Cool, that is a nice one DJ


----------



## Incomudro (Jan 12, 2012)

That really is a beautiful slingshot!
It's increasingly entering my "want" section.

Congratulations!


----------



## Tobse (Nov 4, 2010)

congratulation to your new Slingshot! 
i have two of them and i love them to!
Tobias


----------



## newconvert (Dec 12, 2011)

Daniel J said:


> i tried a full sheet of theraband red on each side, the band was cut around 20cm long. the pull was very nice and i cannot wait to take it out today.


full sheet! how long?


----------



## Daniel J (Dec 15, 2010)

newconvert said:


> i tried a full sheet of theraband red on each side, the band was cut around 20cm long. the pull was very nice and i cannot wait to take it out today.


full sheet! how long?
[/quote]it's actually just the full width(14cm) done 20cm long.


----------



## newconvert (Dec 12, 2011)

Daniel J said:


> i tried a full sheet of theraband red on each side, the band was cut around 20cm long. the pull was very nice and i cannot wait to take it out today.


full sheet! how long?
[/quote]it's actually just the full width(14cm) done 20cm long.
[/quote]wow, thats a rectangle not a band


----------



## Tobse (Nov 4, 2010)

i think a full width each side red is easy for this Slingshot!
i test here a full width (tapered) black per side, this rocks! but start easy, this is dangerous stuff...


----------



## newconvert (Dec 12, 2011)

TobseB said:


> i think a full width each side red is easy for this Slingshot!
> i test here a full width (tapered) black per side, this rocks! but start easy, this is dangerous stuff...

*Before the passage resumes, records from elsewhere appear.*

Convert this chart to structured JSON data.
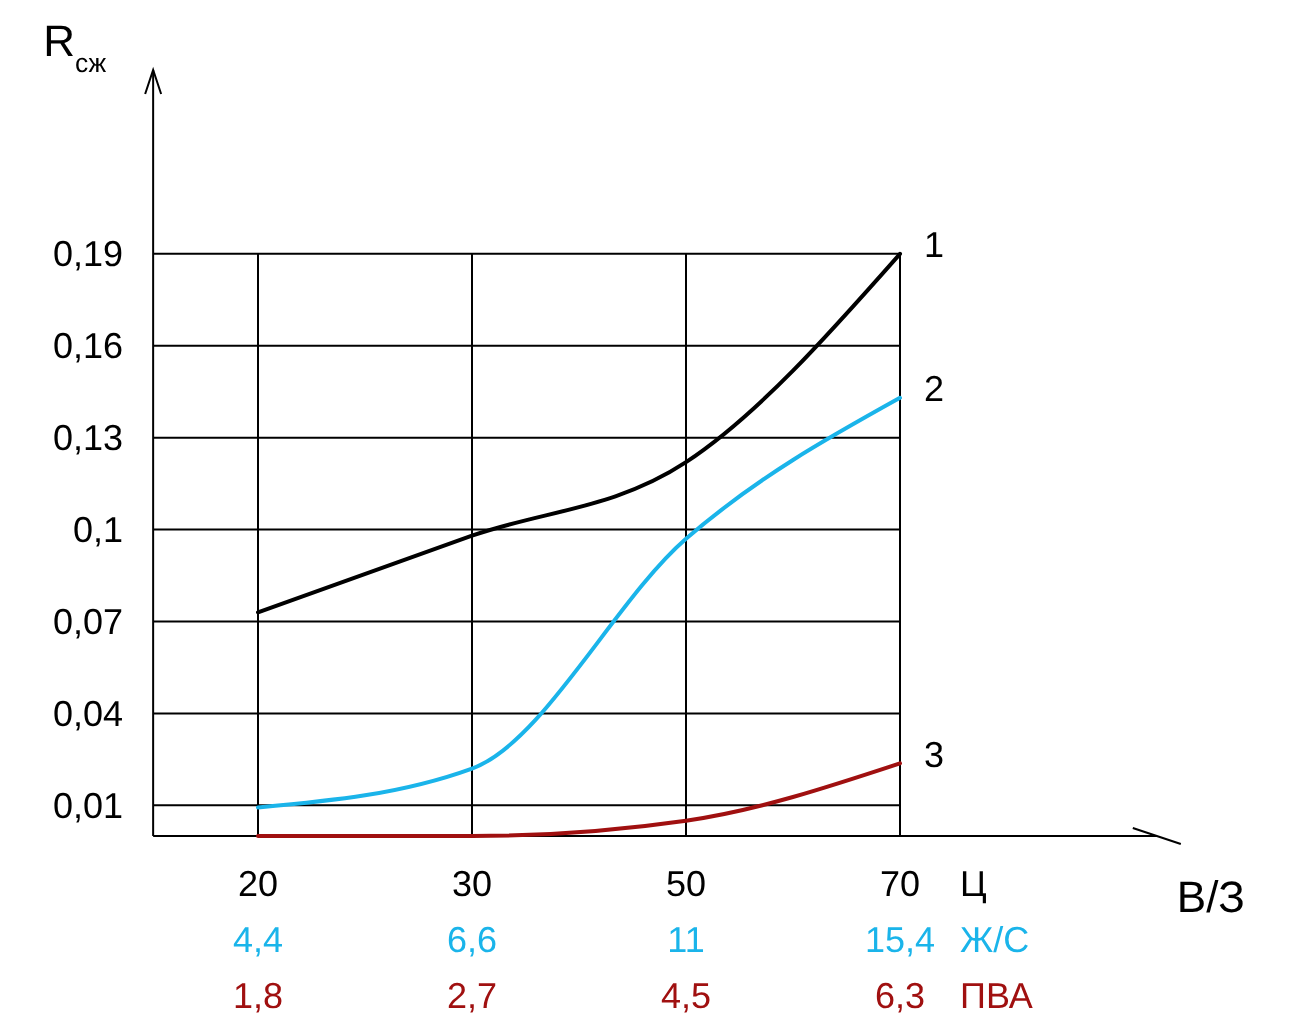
{
  "chart_data": {
    "type": "line",
    "ylabel": "R$_{сж}$",
    "xlabel": "Ц",
    "annotations": [
      "В/З",
      "4,4",
      "6,6",
      "11",
      "15,4",
      "Ж/С",
      "1,8",
      "2,7",
      "4,5",
      "6,3",
      "ПВА"
    ],
    "categories": [
      "20",
      "30",
      "50",
      "70"
    ],
    "ylim": [
      0,
      0.25
    ],
    "yticks": [
      {
        "value": 0.01,
        "label": "0,01"
      },
      {
        "value": 0.04,
        "label": "0,04"
      },
      {
        "value": 0.07,
        "label": "0,07"
      },
      {
        "value": 0.1,
        "label": "0,1"
      },
      {
        "value": 0.13,
        "label": "0,13"
      },
      {
        "value": 0.16,
        "label": "0,16"
      },
      {
        "value": 0.19,
        "label": "0,19"
      }
    ],
    "grid": true,
    "marker": "none",
    "line_style": "solid",
    "series": [
      {
        "name": "1",
        "color": "#000000",
        "values": [
          0.073,
          0.098,
          0.122,
          0.19
        ]
      },
      {
        "name": "2",
        "color": "#1ab4ea",
        "values": [
          0.0093,
          0.022,
          0.097,
          0.143
        ]
      },
      {
        "name": "3",
        "color": "#a01010",
        "values": [
          0,
          0,
          0.005,
          0.0237
        ]
      }
    ]
  }
}
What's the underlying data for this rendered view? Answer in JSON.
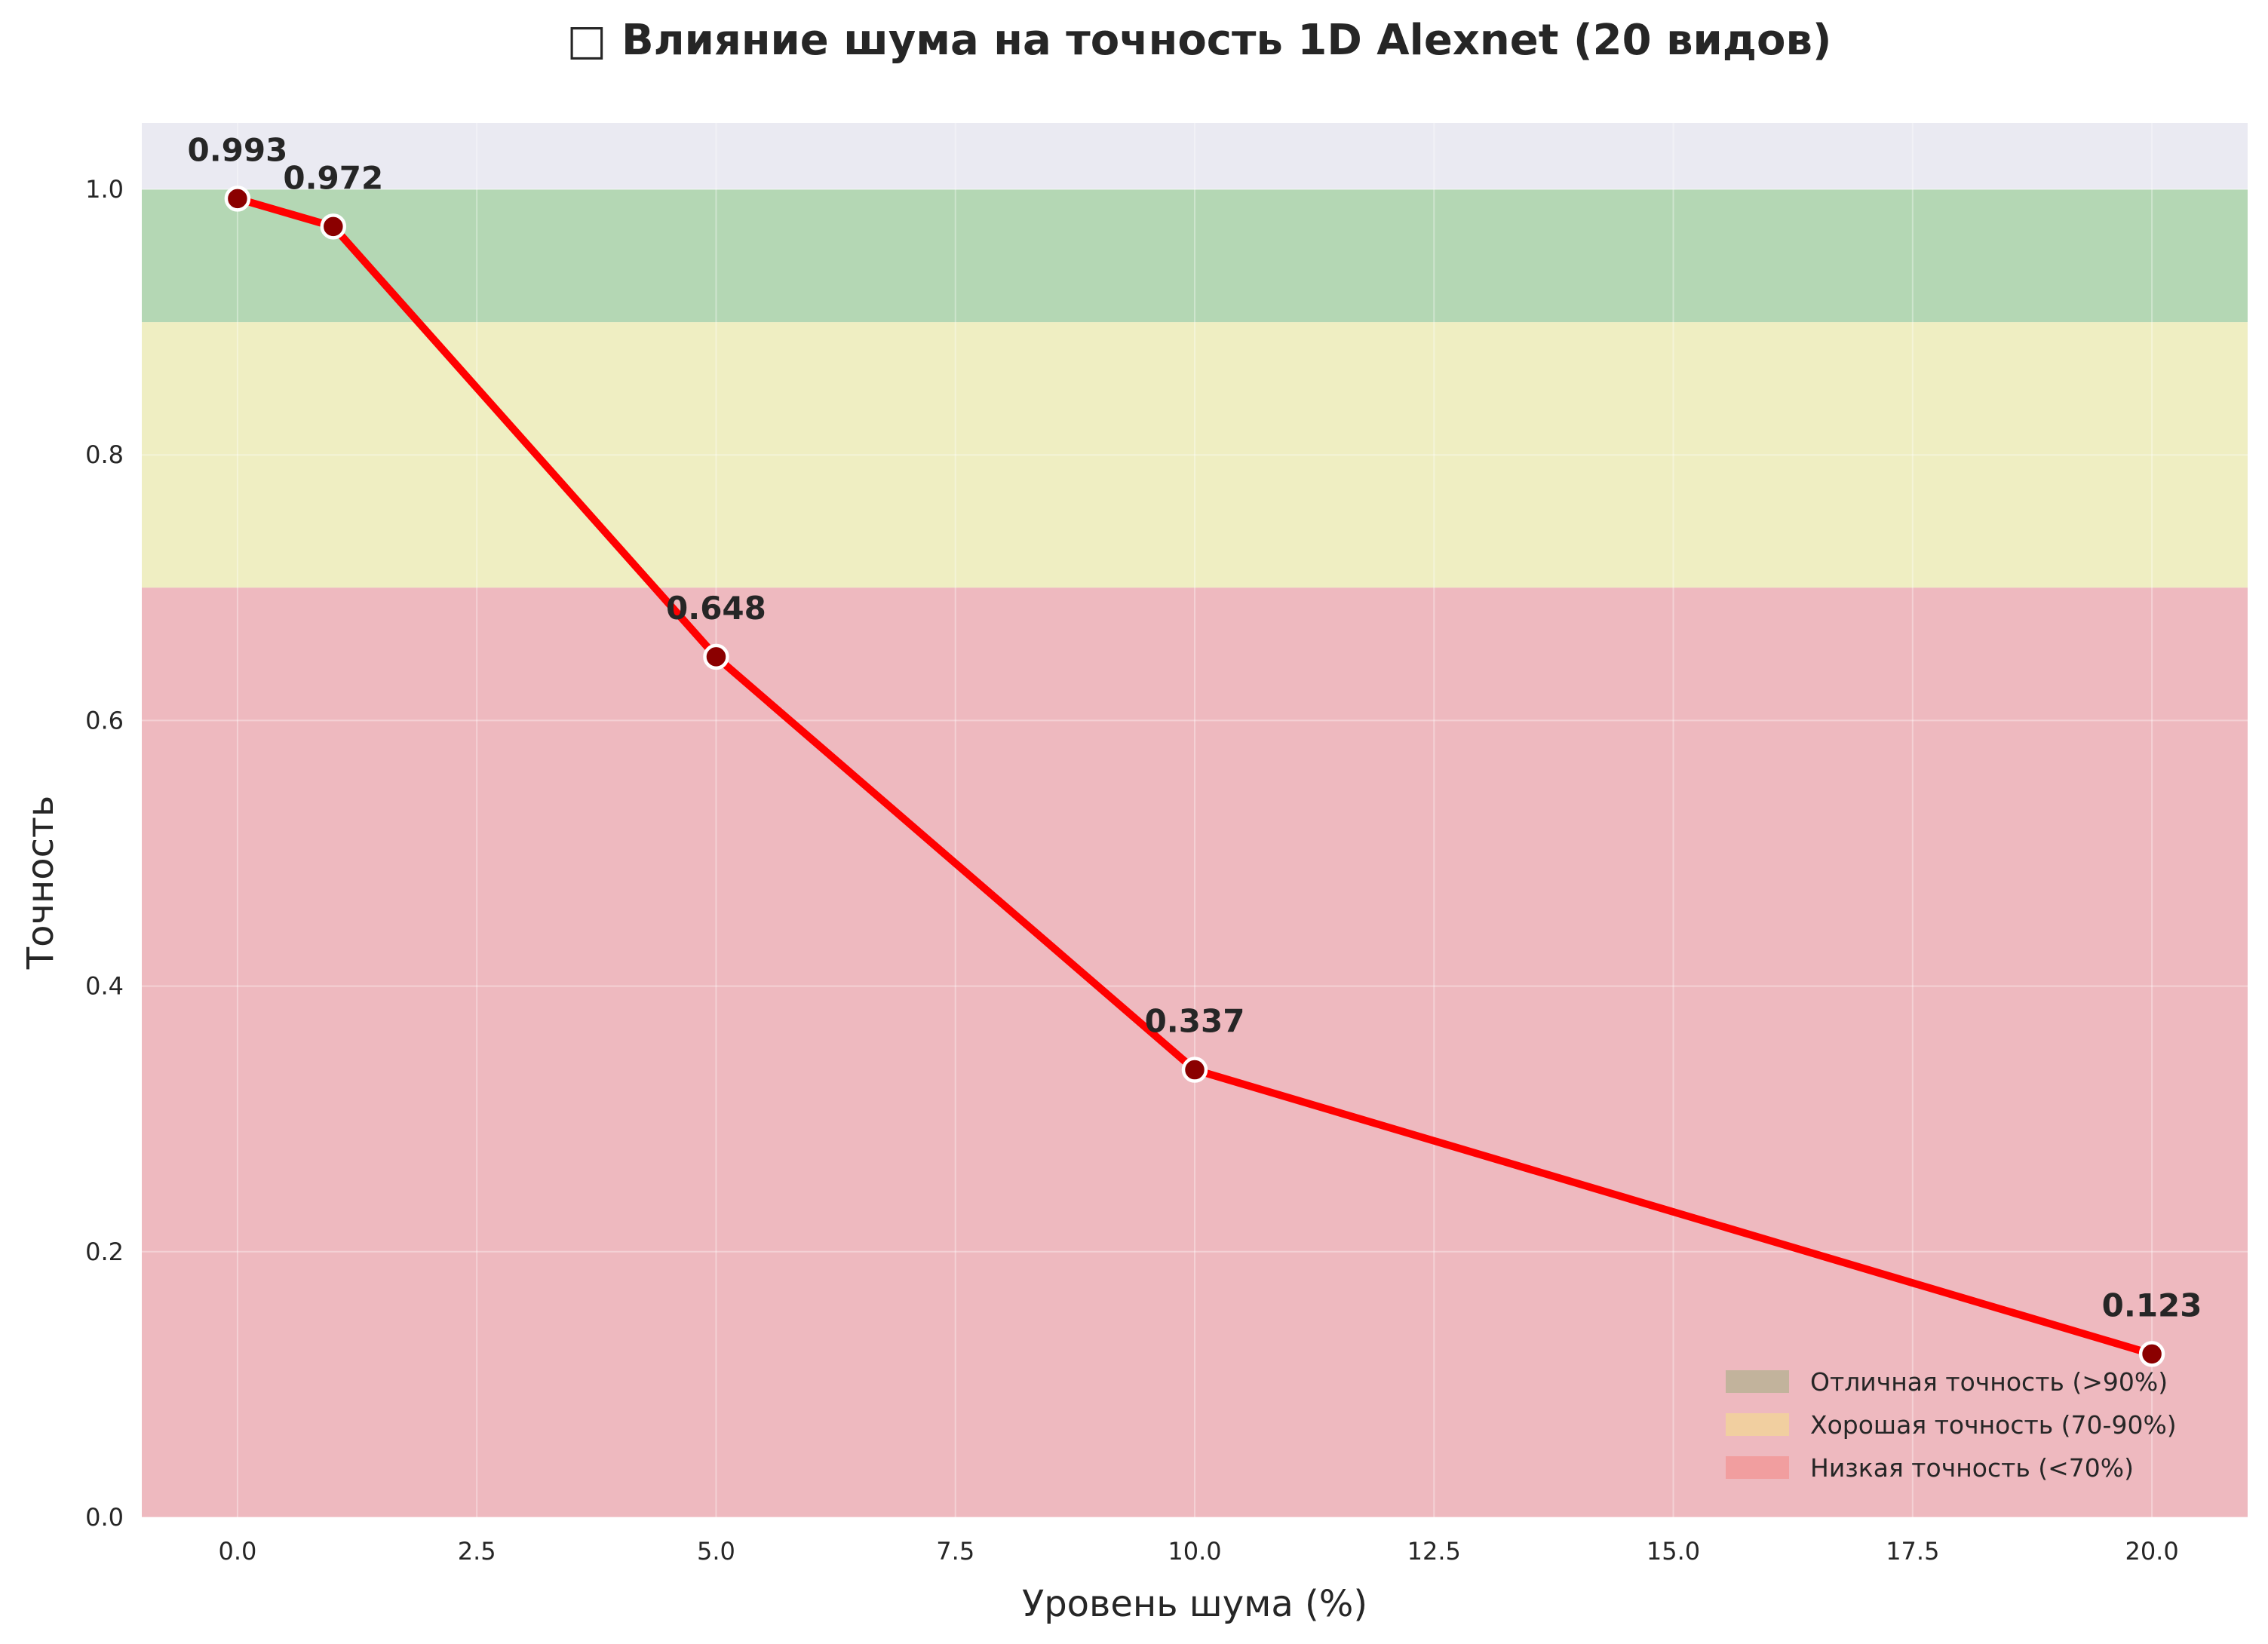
{
  "chart_data": {
    "type": "line",
    "title": "□ Влияние шума на точность 1D Alexnet (20 видов)",
    "xlabel": "Уровень шума (%)",
    "ylabel": "Точность",
    "xlim": [
      -1,
      21
    ],
    "ylim": [
      0,
      1.05
    ],
    "xticks": [
      0,
      2.5,
      5,
      7.5,
      10,
      12.5,
      15,
      17.5,
      20
    ],
    "xtick_labels": [
      "0.0",
      "2.5",
      "5.0",
      "7.5",
      "10.0",
      "12.5",
      "15.0",
      "17.5",
      "20.0"
    ],
    "yticks": [
      0,
      0.2,
      0.4,
      0.6,
      0.8,
      1.0
    ],
    "ytick_labels": [
      "0.0",
      "0.2",
      "0.4",
      "0.6",
      "0.8",
      "1.0"
    ],
    "grid": true,
    "legend_position": "lower-right",
    "series": [
      {
        "x": [
          0,
          1,
          5,
          10,
          20
        ],
        "y": [
          0.993,
          0.972,
          0.648,
          0.337,
          0.123
        ],
        "labels": [
          "0.993",
          "0.972",
          "0.648",
          "0.337",
          "0.123"
        ],
        "color": "#ff0000",
        "marker_color": "#8b0000"
      }
    ],
    "bands": [
      {
        "label": "Отличная точность (>90%)",
        "y0": 0.9,
        "y1": 1.0,
        "color": "#b4d7b4",
        "legend_color": "#c2b39c"
      },
      {
        "label": "Хорошая точность (70-90%)",
        "y0": 0.7,
        "y1": 0.9,
        "color": "#efeec2",
        "legend_color": "#f1cfa0"
      },
      {
        "label": "Низкая точность (<70%)",
        "y0": 0.0,
        "y1": 0.7,
        "color": "#eeb9bf",
        "legend_color": "#f19e9f"
      }
    ],
    "plot_background": "#eaeaf2"
  }
}
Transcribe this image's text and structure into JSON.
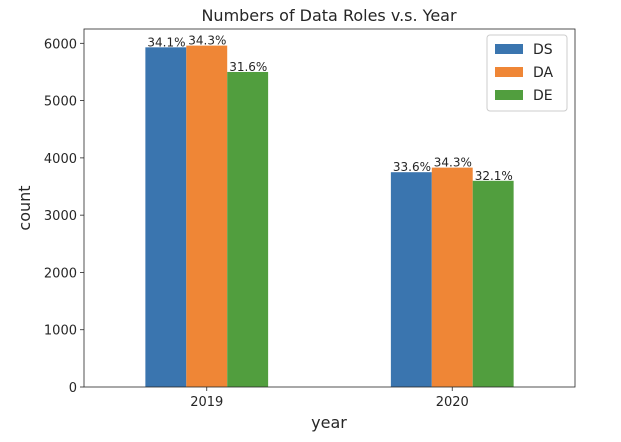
{
  "chart_data": {
    "type": "bar",
    "title": "Numbers of Data Roles v.s. Year",
    "xlabel": "year",
    "ylabel": "count",
    "categories": [
      "2019",
      "2020"
    ],
    "ylim": [
      0,
      6250
    ],
    "yticks": [
      "0",
      "1000",
      "2000",
      "3000",
      "4000",
      "5000",
      "6000"
    ],
    "grid": false,
    "legend_position": "top-right",
    "series": [
      {
        "name": "DS",
        "color": "#3a75af",
        "values": [
          5930,
          3750
        ],
        "labels": [
          "34.1%",
          "33.6%"
        ]
      },
      {
        "name": "DA",
        "color": "#ef8636",
        "values": [
          5960,
          3830
        ],
        "labels": [
          "34.3%",
          "34.3%"
        ]
      },
      {
        "name": "DE",
        "color": "#519e3e",
        "values": [
          5500,
          3600
        ],
        "labels": [
          "31.6%",
          "32.1%"
        ]
      }
    ]
  }
}
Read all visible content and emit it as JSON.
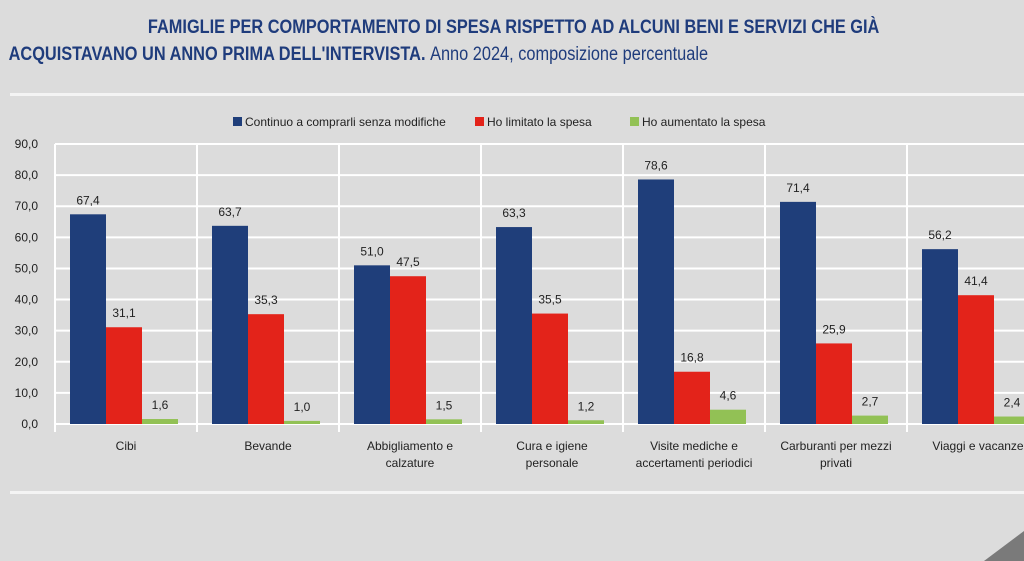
{
  "title": {
    "line1": "FAMIGLIE PER COMPORTAMENTO DI SPESA RISPETTO AD ALCUNI BENI E SERVIZI CHE GIÀ",
    "line2": "ACQUISTAVANO UN ANNO PRIMA DELL'INTERVISTA.",
    "subtitle": "Anno 2024, composizione percentuale"
  },
  "chart_data": {
    "type": "bar",
    "categories": [
      "Cibi",
      "Bevande",
      "Abbigliamento e calzature",
      "Cura e igiene personale",
      "Visite mediche e accertamenti periodici",
      "Carburanti per mezzi privati",
      "Viaggi e vacanze"
    ],
    "category_lines": [
      [
        "Cibi"
      ],
      [
        "Bevande"
      ],
      [
        "Abbigliamento e",
        "calzature"
      ],
      [
        "Cura e igiene",
        "personale"
      ],
      [
        "Visite mediche e",
        "accertamenti periodici"
      ],
      [
        "Carburanti per mezzi",
        "privati"
      ],
      [
        "Viaggi e vacanze"
      ]
    ],
    "series": [
      {
        "name": "Continuo a comprarli senza modifiche",
        "color": "#1f3e7a",
        "values": [
          67.4,
          63.7,
          51.0,
          63.3,
          78.6,
          71.4,
          56.2
        ]
      },
      {
        "name": "Ho limitato la spesa",
        "color": "#e3231a",
        "values": [
          31.1,
          35.3,
          47.5,
          35.5,
          16.8,
          25.9,
          41.4
        ]
      },
      {
        "name": "Ho aumentato la spesa",
        "color": "#92c155",
        "values": [
          1.6,
          1.0,
          1.5,
          1.2,
          4.6,
          2.7,
          2.4
        ]
      }
    ],
    "ylim": [
      0,
      90
    ],
    "yticks": [
      "0,0",
      "10,0",
      "20,0",
      "30,0",
      "40,0",
      "50,0",
      "60,0",
      "70,0",
      "80,0",
      "90,0"
    ],
    "grid": true,
    "legend": "top",
    "decimal_separator": ","
  }
}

sweet vid, you say tapered on the full width?


----------



## Tobse (Nov 4, 2010)

i use the full bandwidth and cut on both sides a triangular piece (3,5 to 0 cm), then i have a symmetrical trapezoidal (14 to 7cm), this is not so much work. otherwise i have to cut 6 piece.
the performace is not less if you use a full Band it´s only the look, 3 layer per Side are the same but more work.


----------



## Scrambler84 (Dec 8, 2011)

I have my Howitzer did not realize how powerful it was shooting inside my house went through my catch box into the wall .Lucky for me I had a piece of
plywood behind it. no damage. I was shooting 7/16 steel ammo guess I was pulling to hard on the Bands on that shot LOL..
Oh love the Howitzer Milbro is Cool they Rock


----------



## newconvert (Dec 12, 2011)

Scrambler84 said:


> I have my Howitzer did not realize how powerful it was shooting inside my house went through my catch box into the wall .Lucky for me I had a piece of
> plywood behind it. no damage. I was shooting 7/16 steel ammo guess I was pulling to hard on the Bands on that shot LOL..
> Oh love the Howitzer Milbro is Cool they Rock


they are sweet arent they


----------